No seu Asas do Desejo (Der Himmel über Berlin), Win Wenders e Peter Handke, apresentam-nos uma cidade devastada, dividida por muros num lento e espartilhado processo de reconstrução física e anímica. Assistida por um batalhão de anjos incorpóreos – cuja curiosidade pela condição humana desperta a vontade (a eles interdita) de sentir a profundidade das paixões, angústias da existência e as dores do crescimento – a cidade-epicentro do século XX cumpre o longo processo de reabilitação a que, provavelmente, todo este mundo se submeterá num futuro próximo. Que reconstrução civilizacional, que muros derrubaremos, que “normalidade” nos espera?
Como a Berlim da Guerra-Fria, o mundo está dividido e pouco simpático, confundido entre a bipolarização, a falência de valores, novas e ameaçadoras Rotas da Seda e, como nas distopias de Orwell ou de Huxley, um futuro sombrio espreita uma humanidade cansada, acomodada, resignada a abrir mão da liberdade em troca das paternalistas e estupidificantes ordem e segurança.
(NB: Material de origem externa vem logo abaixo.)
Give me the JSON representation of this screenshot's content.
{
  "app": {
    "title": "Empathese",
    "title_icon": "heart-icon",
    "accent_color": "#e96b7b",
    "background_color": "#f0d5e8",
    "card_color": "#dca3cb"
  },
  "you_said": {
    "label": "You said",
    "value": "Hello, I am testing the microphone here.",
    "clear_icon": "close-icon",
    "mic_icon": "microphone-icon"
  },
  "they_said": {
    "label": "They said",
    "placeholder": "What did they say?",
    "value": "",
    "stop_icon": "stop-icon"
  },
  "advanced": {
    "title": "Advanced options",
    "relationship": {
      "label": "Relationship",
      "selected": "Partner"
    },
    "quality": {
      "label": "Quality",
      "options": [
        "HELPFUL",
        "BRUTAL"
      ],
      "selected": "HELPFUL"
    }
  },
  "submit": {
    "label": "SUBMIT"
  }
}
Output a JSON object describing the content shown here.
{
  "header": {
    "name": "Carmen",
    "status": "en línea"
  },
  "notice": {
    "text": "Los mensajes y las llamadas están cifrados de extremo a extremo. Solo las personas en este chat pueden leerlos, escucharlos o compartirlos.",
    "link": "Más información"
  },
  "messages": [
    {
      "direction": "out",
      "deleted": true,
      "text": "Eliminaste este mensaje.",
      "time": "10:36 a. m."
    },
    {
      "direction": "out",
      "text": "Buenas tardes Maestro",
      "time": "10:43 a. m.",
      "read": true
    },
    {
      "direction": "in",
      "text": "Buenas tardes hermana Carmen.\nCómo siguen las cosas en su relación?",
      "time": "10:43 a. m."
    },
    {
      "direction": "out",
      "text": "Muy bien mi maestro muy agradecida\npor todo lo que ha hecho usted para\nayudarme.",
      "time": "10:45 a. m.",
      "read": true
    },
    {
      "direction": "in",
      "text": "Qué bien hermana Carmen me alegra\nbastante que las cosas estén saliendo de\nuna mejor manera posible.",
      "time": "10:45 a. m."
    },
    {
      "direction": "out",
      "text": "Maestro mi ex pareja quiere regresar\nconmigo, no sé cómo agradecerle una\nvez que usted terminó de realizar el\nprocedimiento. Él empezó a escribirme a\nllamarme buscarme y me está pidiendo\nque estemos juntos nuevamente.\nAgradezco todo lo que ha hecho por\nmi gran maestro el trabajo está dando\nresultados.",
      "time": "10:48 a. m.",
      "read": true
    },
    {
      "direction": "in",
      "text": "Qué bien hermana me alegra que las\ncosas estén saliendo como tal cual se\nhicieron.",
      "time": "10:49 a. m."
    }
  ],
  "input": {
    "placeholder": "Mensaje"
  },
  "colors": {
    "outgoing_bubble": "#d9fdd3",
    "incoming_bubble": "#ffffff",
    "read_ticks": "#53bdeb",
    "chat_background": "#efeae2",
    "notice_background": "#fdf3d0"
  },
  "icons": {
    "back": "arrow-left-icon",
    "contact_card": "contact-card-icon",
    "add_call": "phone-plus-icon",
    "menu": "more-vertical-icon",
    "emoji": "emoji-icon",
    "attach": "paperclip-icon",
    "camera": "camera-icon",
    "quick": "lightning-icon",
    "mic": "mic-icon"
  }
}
Este mundo e este tempo, submetidos ao medo ou a novas lógicas de sobrevivência, não irá ressurgir renovado desta peste se permitir reerguer-se a intolerância ou o ressuscitar dos obscurantismos e perfídias por pequenos “Hitleres” e “Estalines”.
Nestes negros momentos, aguarda-se notícias sobre a linearidade ou circularidade do tempo, a previsibilidade sobre um futuro, não escrito, que gostaríamos de antecipar – a história, por vezes, assemelha-se a um Ouroboros, uma pescadinha de rabo-na-boca cuja lógica não tem que ser a repetição cíclica mas antes uma renovação continua – altos e baixos, em nada aleatórios, despertaram sempre grandes oportunidades mas também graves perigos nas cristas das crises e parece ter sido sempre assim; mas, como dizia Comte, “a História é uma disciplina fundamentalmente ambígua” pelo que, sim, podemos escapar de uma visão fatalista do passado e redescobrir novas e mais positivas rotas de futuro.
Sim, estamos em crise e a desconfiança e desolação encontram ecos no poema de Handke que nos deixa, porém, a réstia de esperança no fundo da caixa; “Quando a criança era criança, achava muitas pessoas belas, mas agora… raramente. A criança imaginava claramente o Paraíso, e agora só consegue suspeitar como seria. Não podia imaginar o vazio, e hoje estremece com a ideia. Quando a criança era criança, brincava com entusiasmo… e agora tal entusiasmo só acontece com muito esforço. Por que todos não vêem, tal qual as crianças, os portos, os portais e as aberturas que existem abaixo na terra e acima, no céu? Se todos os vissem, haveria uma história sem assassinatos e sem guerra”.
Há anjos sobre nós? Talvez até os haja entre nós mas, se calhar, até devemos ser nós, os que sentem nas vísceras a impossibilidade de uma vida sem amor e liberdade (com toda a responsabilidade que acarretam) os que mais se devem esforçar por valores puros e renovados de modo a que se cumpra a esperança, o sonho e a possibilidade de paraíso.